MMAファイターは水抜き終了から1日経っても体水分バランスや身体パフォーマンスは完全回復していない

2022年3月21日

はじめに

以前、総合格闘技(Mixed Martial Marts: MMA)のプロ選手(MMAファイター)を対象としたケーススタディを紹介しました。


このケーススタディによると、対象者は計量直前の約1日で急速減量(水抜き)によって体重を7.3kg落とした結果、身体機能に著しい影響(過度な脱水、ストレスホルモンの顕著な増加、腎機能の低下)が生じていました。

今回は、12名のアマチュアMMAファイターを対象として、急速減量の10日前、計量時、試合直前(計量の約24時間後)に体重、握力、尿比重を測定した論文を紹介します。

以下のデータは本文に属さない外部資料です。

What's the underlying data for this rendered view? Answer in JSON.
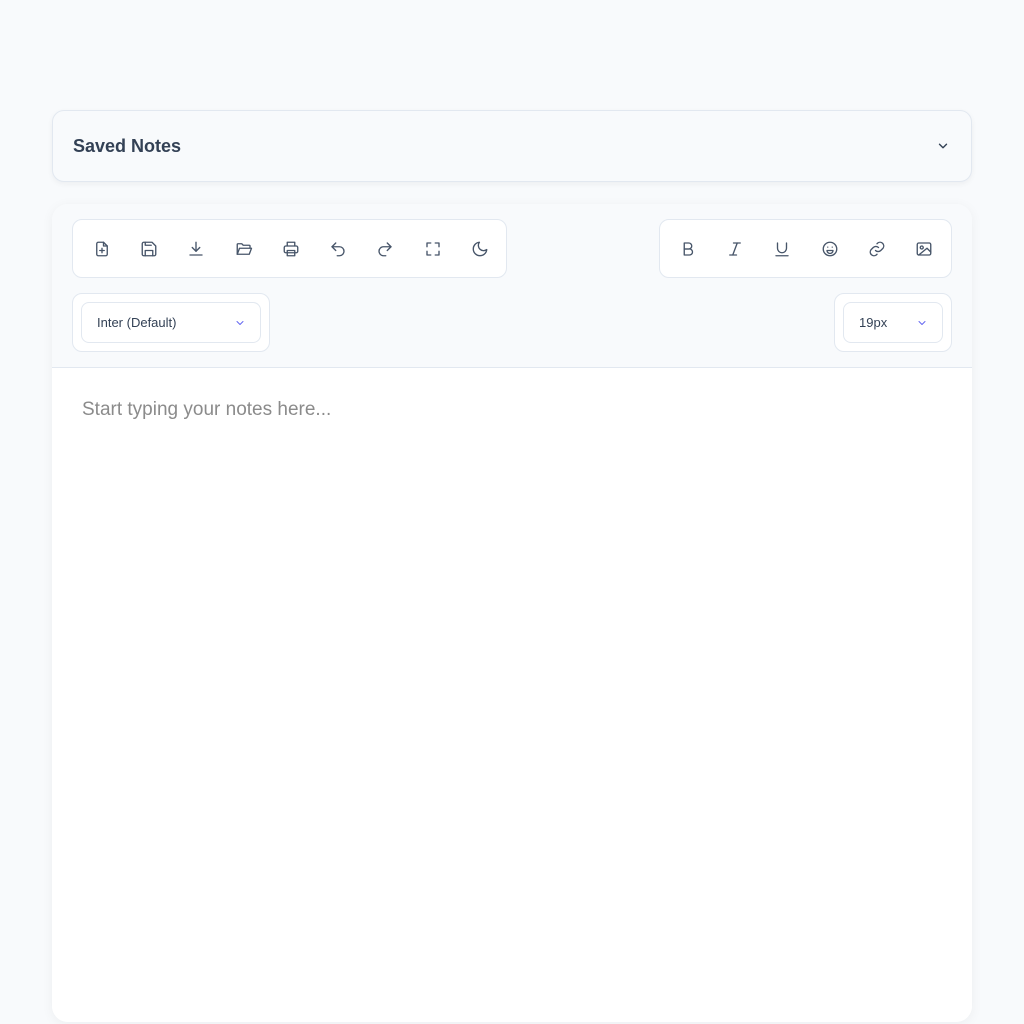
{
  "saved_notes": {
    "title": "Saved Notes",
    "icon": "chevron-down-icon"
  },
  "toolbar": {
    "file_tools": [
      {
        "name": "new-note-button",
        "icon": "file-plus-icon"
      },
      {
        "name": "save-button",
        "icon": "floppy-disk-icon"
      },
      {
        "name": "download-button",
        "icon": "download-icon"
      },
      {
        "name": "open-button",
        "icon": "folder-open-icon"
      },
      {
        "name": "print-button",
        "icon": "printer-icon"
      },
      {
        "name": "undo-button",
        "icon": "undo-icon"
      },
      {
        "name": "redo-button",
        "icon": "redo-icon"
      },
      {
        "name": "fullscreen-button",
        "icon": "expand-icon"
      },
      {
        "name": "dark-mode-button",
        "icon": "moon-icon"
      }
    ],
    "format_tools": [
      {
        "name": "bold-button",
        "icon": "bold-icon"
      },
      {
        "name": "italic-button",
        "icon": "italic-icon"
      },
      {
        "name": "underline-button",
        "icon": "underline-icon"
      },
      {
        "name": "emoji-button",
        "icon": "smiley-icon"
      },
      {
        "name": "link-button",
        "icon": "link-icon"
      },
      {
        "name": "image-button",
        "icon": "image-icon"
      }
    ]
  },
  "font_select": {
    "value": "Inter (Default)"
  },
  "size_select": {
    "value": "19px"
  },
  "editor": {
    "placeholder": "Start typing your notes here..."
  },
  "colors": {
    "accent": "#6366f1",
    "background": "#f8fafc",
    "border": "#e2e8f0",
    "icon": "#475569"
  }
}
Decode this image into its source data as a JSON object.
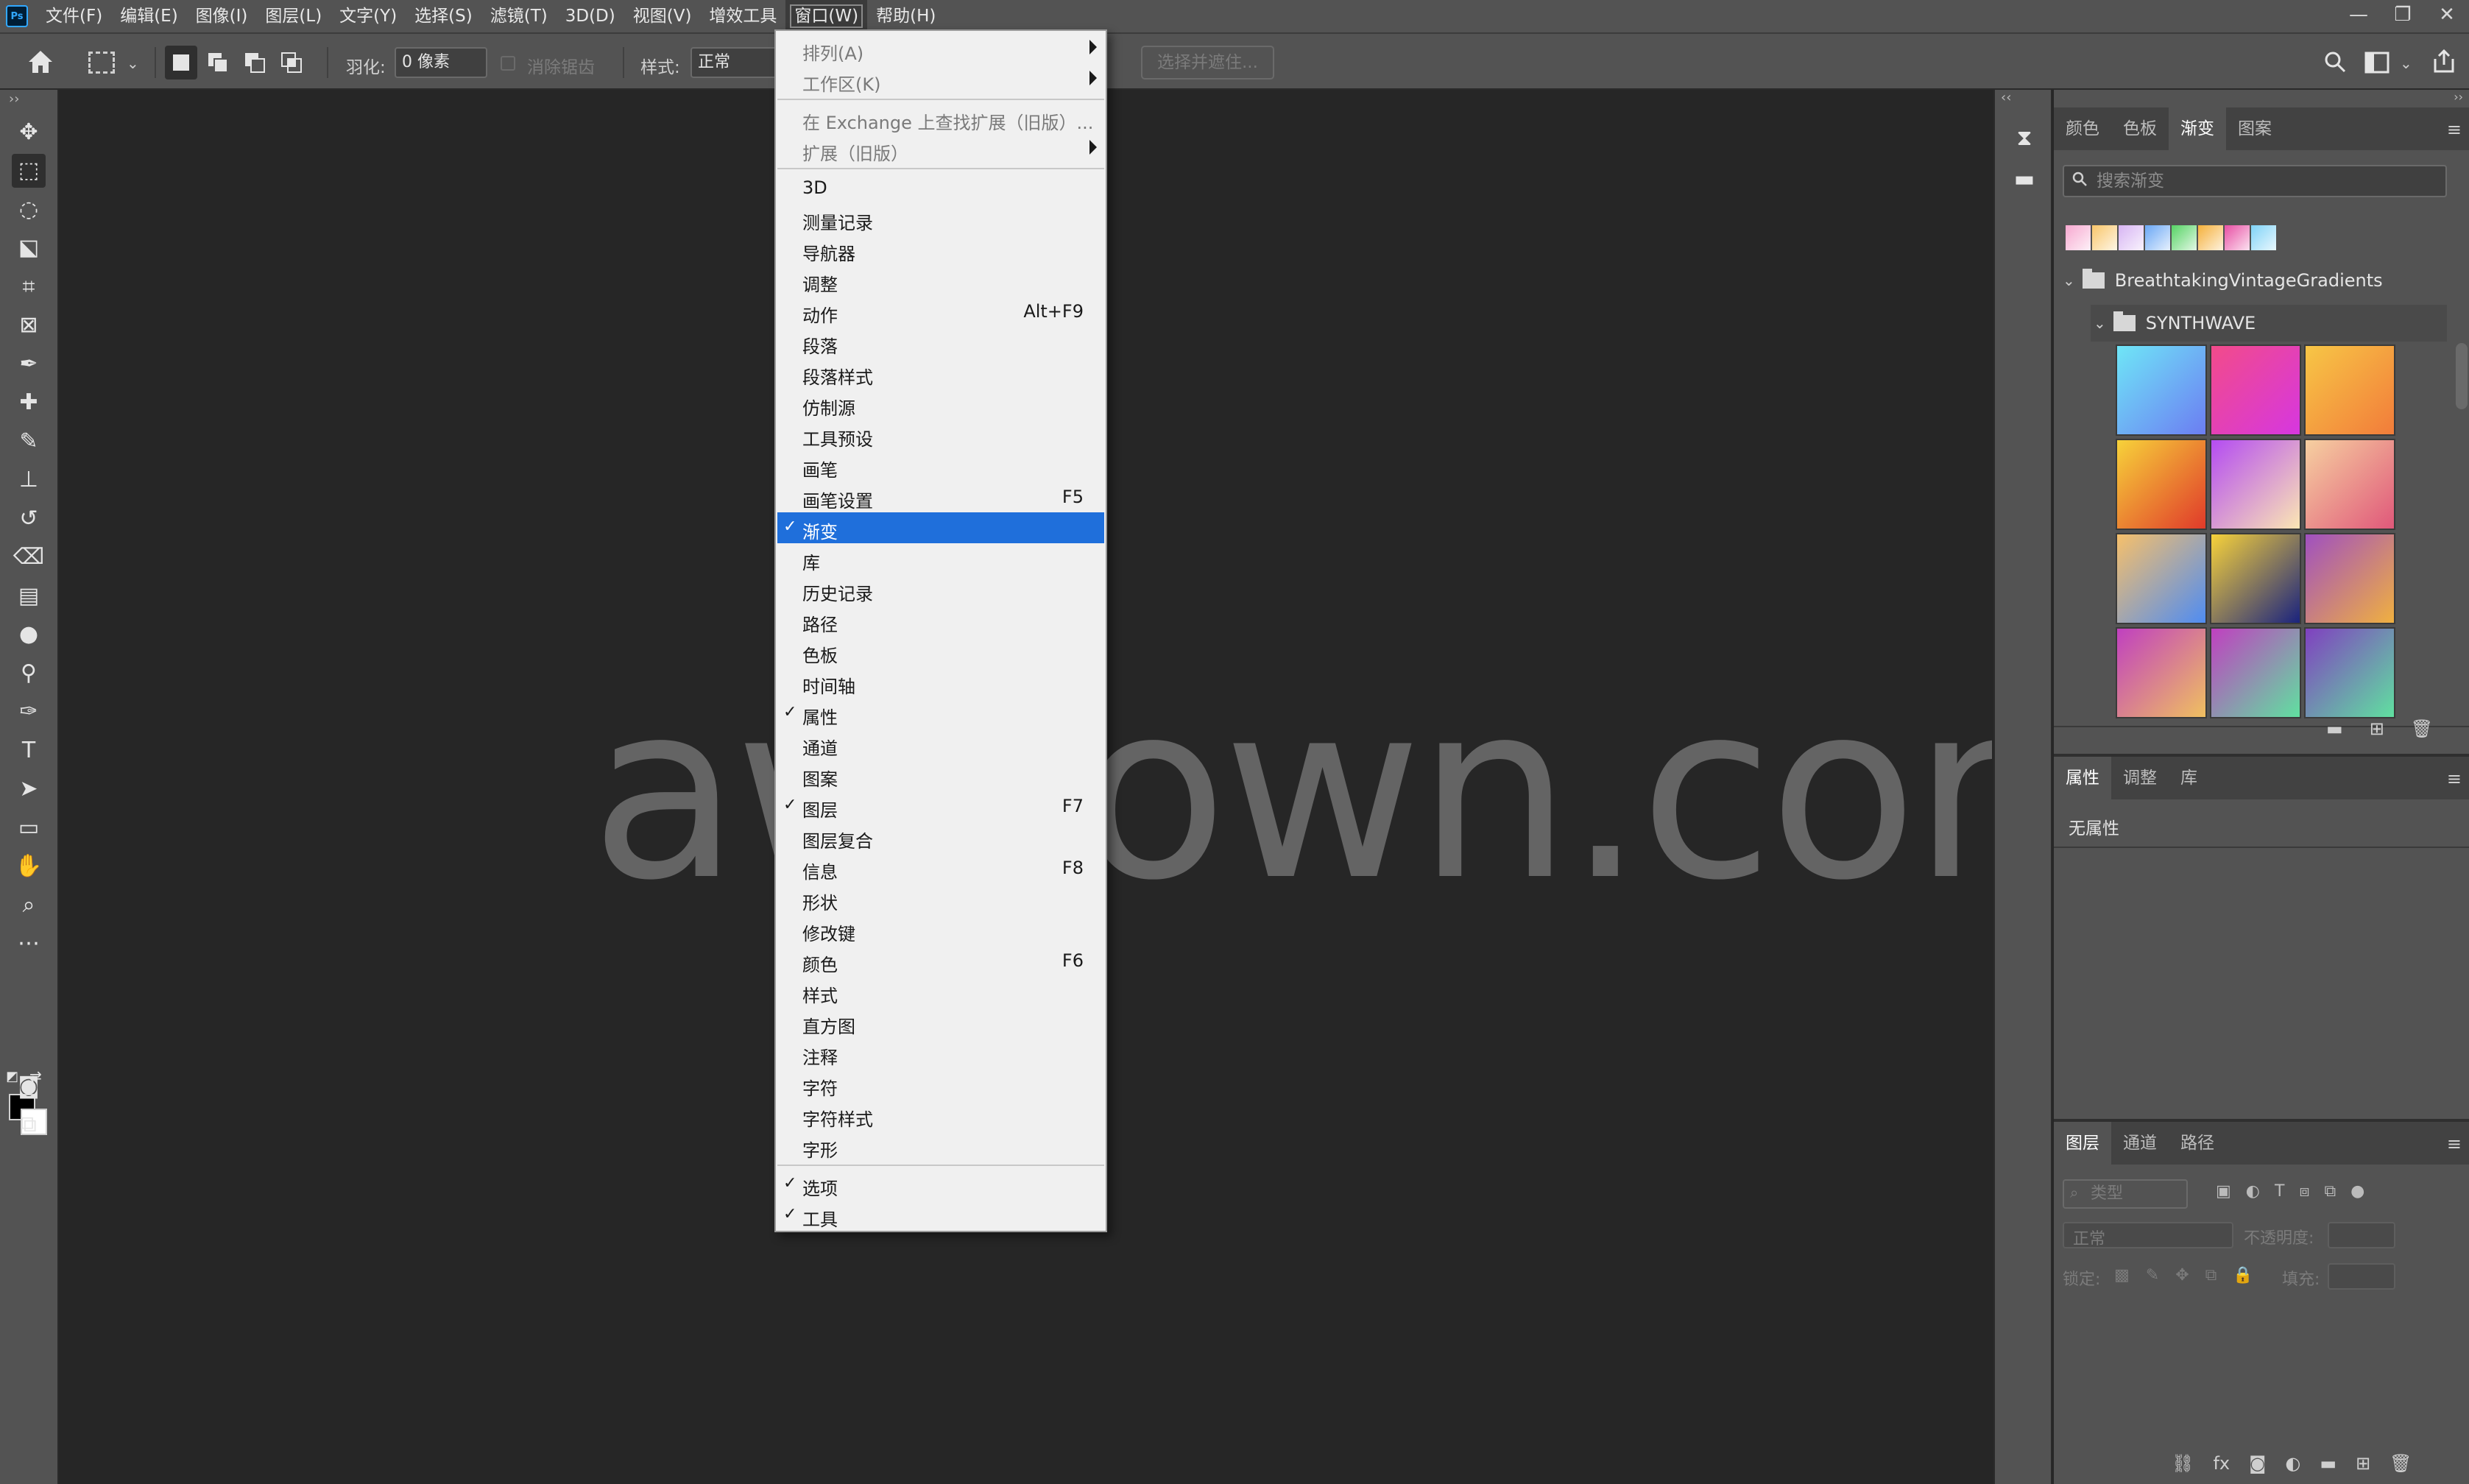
{
  "app": {
    "logo": "Ps"
  },
  "menubar": {
    "items": [
      "文件(F)",
      "编辑(E)",
      "图像(I)",
      "图层(L)",
      "文字(Y)",
      "选择(S)",
      "滤镜(T)",
      "3D(D)",
      "视图(V)",
      "增效工具",
      "窗口(W)",
      "帮助(H)"
    ],
    "active_index": 10,
    "window_controls": [
      "—",
      "❐",
      "✕"
    ]
  },
  "options": {
    "feather_label": "羽化:",
    "feather_value": "0 像素",
    "antialias_label": "消除锯齿",
    "style_label": "样式:",
    "style_value": "正常",
    "select_mask_button": "选择并遮住..."
  },
  "tools": [
    "move-tool",
    "rectangular-marquee-tool",
    "lasso-tool",
    "object-selection-tool",
    "crop-tool",
    "frame-tool",
    "eyedropper-tool",
    "healing-brush-tool",
    "brush-tool",
    "clone-stamp-tool",
    "history-brush-tool",
    "eraser-tool",
    "gradient-tool",
    "blur-tool",
    "dodge-tool",
    "pen-tool",
    "type-tool",
    "path-selection-tool",
    "rectangle-tool",
    "hand-tool",
    "zoom-tool",
    "more-tools"
  ],
  "canvas": {
    "watermark": "awdown.com"
  },
  "window_menu": {
    "groups": [
      [
        {
          "label": "排列(A)",
          "submenu": true,
          "dim": true
        },
        {
          "label": "工作区(K)",
          "submenu": true,
          "dim": true
        }
      ],
      [
        {
          "label": "在 Exchange 上查找扩展（旧版）...",
          "dim": true
        },
        {
          "label": "扩展（旧版）",
          "submenu": true,
          "dim": true
        }
      ],
      [
        {
          "label": "3D"
        },
        {
          "label": "测量记录"
        },
        {
          "label": "导航器"
        },
        {
          "label": "调整"
        },
        {
          "label": "动作",
          "shortcut": "Alt+F9"
        },
        {
          "label": "段落"
        },
        {
          "label": "段落样式"
        },
        {
          "label": "仿制源"
        },
        {
          "label": "工具预设"
        },
        {
          "label": "画笔"
        },
        {
          "label": "画笔设置",
          "shortcut": "F5"
        },
        {
          "label": "渐变",
          "checked": true,
          "highlighted": true
        },
        {
          "label": "库"
        },
        {
          "label": "历史记录"
        },
        {
          "label": "路径"
        },
        {
          "label": "色板"
        },
        {
          "label": "时间轴"
        },
        {
          "label": "属性",
          "checked": true
        },
        {
          "label": "通道"
        },
        {
          "label": "图案"
        },
        {
          "label": "图层",
          "checked": true,
          "shortcut": "F7"
        },
        {
          "label": "图层复合"
        },
        {
          "label": "信息",
          "shortcut": "F8"
        },
        {
          "label": "形状"
        },
        {
          "label": "修改键"
        },
        {
          "label": "颜色",
          "shortcut": "F6"
        },
        {
          "label": "样式"
        },
        {
          "label": "直方图"
        },
        {
          "label": "注释"
        },
        {
          "label": "字符"
        },
        {
          "label": "字符样式"
        },
        {
          "label": "字形"
        }
      ],
      [
        {
          "label": "选项",
          "checked": true
        },
        {
          "label": "工具",
          "checked": true
        }
      ]
    ]
  },
  "gradients_panel": {
    "tabs": [
      "颜色",
      "色板",
      "渐变",
      "图案"
    ],
    "active_tab": 2,
    "search_placeholder": "搜索渐变",
    "swatches": [
      "#f7a8d0",
      "#f9c66a",
      "#d7b4f3",
      "#6aa7f5",
      "#56d364",
      "#f5b03a",
      "#e84fa4",
      "#7fd3f7"
    ],
    "root_folder": "BreathtakingVintageGradients",
    "sub_folder": "SYNTHWAVE",
    "grid_gradients": [
      [
        "#6fe6f7",
        "#6c7df2"
      ],
      [
        "#f24b8a",
        "#d637e0"
      ],
      [
        "#f7c646",
        "#f27c3a"
      ],
      [
        "#f7d23a",
        "#e03a2a"
      ],
      [
        "#b44cf2",
        "#fbe6b4"
      ],
      [
        "#f6d0a0",
        "#e0587a"
      ],
      [
        "#f7c06a",
        "#4f8cf2"
      ],
      [
        "#f7d23a",
        "#1a237e"
      ],
      [
        "#a050c0",
        "#f0b040"
      ],
      [
        "#c040c0",
        "#f0c060"
      ],
      [
        "#c040c0",
        "#60e0a0"
      ],
      [
        "#8040c0",
        "#60e0a0"
      ]
    ]
  },
  "properties_panel": {
    "tabs": [
      "属性",
      "调整",
      "库"
    ],
    "active_tab": 0,
    "empty_text": "无属性"
  },
  "layers_panel": {
    "tabs": [
      "图层",
      "通道",
      "路径"
    ],
    "active_tab": 0,
    "filter_label": "类型",
    "blend_mode": "正常",
    "opacity_label": "不透明度:",
    "lock_label": "锁定:",
    "fill_label": "填充:"
  }
}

尿比重とは、尿中に溶けている全溶質の含有量を示す指標です。
尿比重は食事・水分の摂取状況、運動トレーニング、発汗など多くの要因の影響を受けますが、スポーツ科学では脱水の程度を評価する目的で活用されています。

論文概要

出典

Alves, R. C., Alves Bueno, J. C., Borges, T. O., Zourdos, M. C., de Souza Junior, T. P., & Aoki, M. S. (2018). Physiological Function Is Not Fully Regained Within 24 Hours of Rapid Weight Loss in Mixed Martial Artists. Journal of Exercise Physiology Online, 21(5).

※数値は平均値
方法
12名の男性アマチュアMMAファイターを対象(年齢:20.1歳、体重:70.4kg、身長:174.2cm、トレーニング経験:4年)

ベースライン(計量の10日前)、計量直前、試合直前の3回のタイミングで下記項目を測定
・体重
・握力
・尿比重(1.000-1.020を体水分正常状態、1.021-1.029を脱水状態、1.030以上を顕著な脱水状態とした)

結果
・ベースライン・計量直前・試合直前の測定結果
体重:73.8kg→66.5kg→71.1kg(ベースライン>試合直前>計量直前)
握力:51.7kgf→47.8kgf→49.3kgf(ベースライン>計量直前・試合直前)
尿比重:978.6g/ml→1018.8g/ml→1019.2g/ml(ベースライン<計量直前・試合直前)

・尿比重の分類結果
ベースライン:12名が体水分正常状態
計量直前:9名が脱水状態、3名が顕著な脱水状態
試合直前:2名が体水分正常状態、5名が脱水状態、5名が顕著な脱水状態

解説

この論文は、アマチュアMMAファイターを対象として、計量10日前・計量直前・試合直前に体重、握力、尿比重を測定しました。

主な結果は下記のとおりです。
1) 体重は、10日間で7.3kg減少
2) 体重は、試合直前までにある程度戻ったのにも関わらず(4.6kg)、尿比重からみると80%以上が脱水状態
3) 握力は、計量直前のみならず試合直前でも低下

1) 体重は、10日間で7.3kg減少についてです。
水抜きの実施方法が自由であった上、水抜き直前に体重計測を行っていないため、どれだけ水抜きによるものなのかは分かりません。
しかし、以前に紹介したケーススタディによると、計量10日前の時点でカロリー制限や運動トレーニングによる体重(体脂肪)減少がかなり進行していたことを踏まえると、7.3kgのうち大部分が水抜きによるものだと推察できます。

2) 体重は、試合直前までにある程度戻ったにも関わらず(4.6kg)、尿比重からみると80%以上が脱水状態についてです。
論文の著者らは、運動による体水分変化を検証した先行研究のエビデンスなどをもとに、体水分の恒常性が完全回復するには24時間では不十分であり、48時間はかかる可能性を指摘していました。

3) 握力は、計量直前のみならず試合直前でも低下についてです。
MMAの勝敗を左右する要因は多岐にわたるため、一指標でパフォーマンスを評価することは困難です。
しかし、握力は組力を少なからず評価できる上、簡便性に優れています。
この結果は、急速減量によって身体パフォーマンスが一時的に低下し、それは試合直前でも回復していないことを示唆しています。

この論文はコントロール群がないこと、急速減量の方法が統一されていないこと、測定項目が限られているといった研究上の限界があります。